With 425 million telecommunication consumers and 12,711 retail outlets, it is the biggest player in both these businesses in India.

“Reliance is probably the only large company in the world that has successfully transformed itself from being a traditional industrial business into an enterprise that now includes two mega-scale consumer and technology businesses.

“One of these consumer businesses, retail, is only about a decade old. The other business, Jio, is only five years old,” said its chairman and managing director Mukesh Ambani.

Now, its 100 Gw plan for the solar sector will also mean starting from scratch to build a mega-scale in green energy that will put it in direct competition with the Adani and the Tata groups.

Ambani said the company will try the group’s old strategy in this business, too.

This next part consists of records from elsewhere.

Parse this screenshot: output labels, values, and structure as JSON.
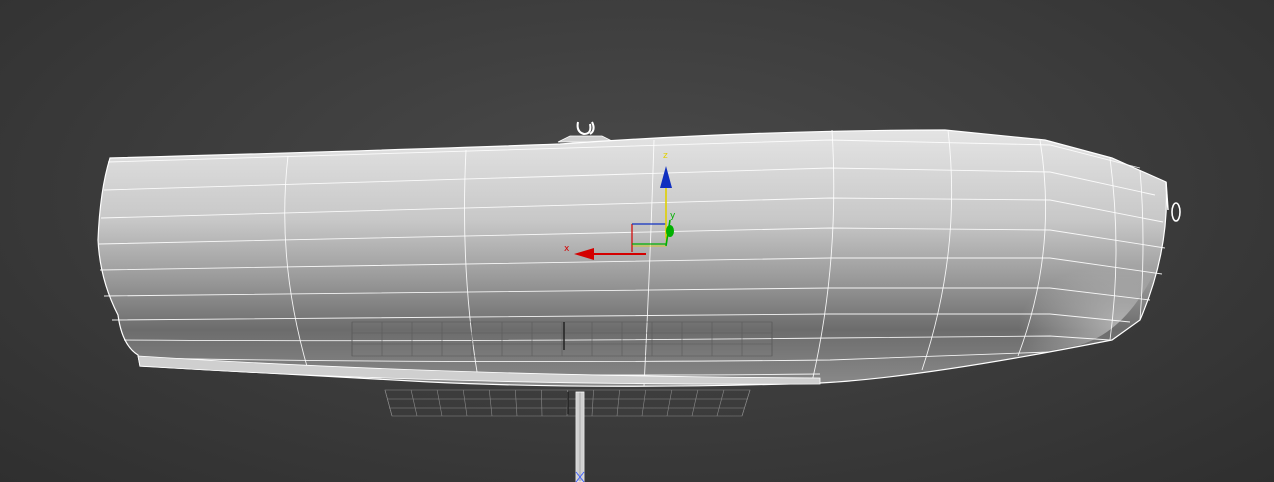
{
  "viewport": {
    "gizmo": {
      "x_label": "x",
      "y_label": "y",
      "z_label": "z",
      "x_color": "#d40000",
      "y_color": "#00b000",
      "z_color": "#1030c0",
      "plane_color": "#e0d000"
    },
    "colors": {
      "background_center": "#4a4a4a",
      "background_edge": "#2f2f2f",
      "mesh_light": "#dedede",
      "mesh_dark": "#6f6f6f",
      "wire": "#ffffff",
      "grid": "#8a8a8a"
    }
  }
}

To begin with, it will focus on “hyper integration”, which would involve integrating scientific knowledge with continuous technological innovation.

Then will come building a robust business that “catches the irreversible upward curve in the demand for green, clean and renewable energy in India and globally” and, at the same time, follows a downward curve in production costs.

After the scale-up, the path is to follow “efficiency, performance and life-cycle of assets and operations to achieve total system optimisation and economics”.

A Dhirubhai Ambani Green Energy Giga Complex on 5,000 acres in Jamnagar will be set up as the largest integrated renewable energy manufacturing facility in the world.

There will be four giga factories to manufacture and fully integrate all segments of the new energy ecosystem.

These factories will manufacture solar photovoltaic modules, battery storage, produce green hydrogen and hydrogen-based fuel cells.

Besides RIL’s hallmark strategy of capturing scale in all its businesses, it also wants to keep its transformation into a consumer company intact.

It, therefore, is looking to capture the low end of renewable power business by getting into decentralised solar installations in villages.

Alongside, a dedicated renewable energy project management and construction division will undertake project executions or engineering, procurement, and construction works.

This shift towards green energy is also a compulsion for RIL even though it has a huge non-oil footprint, unlike Shell, ExxonMobil and BP. Faced with the challenge of green power sources taking over fossil fuel and investors giving weight to environmental, social and (corporate) governance (ESG) parameters, companies are increasingly moving towards green business.

RIL wants to be net carbon zero by 2035, earlier than the 2050 deadline set by global energy peers.

Starting from manufacturing to constructing and generating, and even financing, it wants to make a comprehensive move towards renewable power.

The proposed Rs 15,000-crore financing platform for renewable energy companies can easily draw investors because a higher ESG score helps in access to funds.

But the expenditure plans are not prohibitive.

The new capex cycle of Rs 75,000 crore till 2035 though will be just little over 11 per cent of the Rs 6.68 trillion the company spent during FY14-FY20 to build its digital business and also for capacity expansion in its petrochemical business.

The company may, however, have more investment plans up its sleeves.

Besides, a higher turnaround time of renewable projects compared to conventional power projects is a plus.

At the same time, quite like the telecom business, falling rates of solar gear and renewable energy tariffs can pose a challenge to its margins.

The earlier capex had caused RIL’s gross debt to rise to Rs 336,294 crore ($44.4 billion) in FY20 from Rs 287,505 crore in FY19.

It, however, raised capital in excess of Rs 324,432 crore ($44.4 billion) by getting in partners in Jio Platforms, including marquee names such as Facebook and Google’s parent Alphabet, and retail — overall 13 investors have invested in both businesses — and a rights issue.

It even pre-paid $7.8 billion of long-term foreign currency debt, which substantially helped reduce its gross debt to Rs 251,811 crore ($34.4 billion) at the end of FY21.

Funds from this equity raising and those coming from a 20 per cent sale of equity in Reliance O2C Ltd, its petroleum subsidiary, to Saudi Aramco will help it to keep out of another high debt phase despite its renewable energy investment.

Significantly, the green plan would also signal the entry of Mukesh Ambani-led RIL into the power business.

It had kept away from the sector after a 2006 non-compete agreement with his younger brother Anil, even though the two exited the agreement in 2010.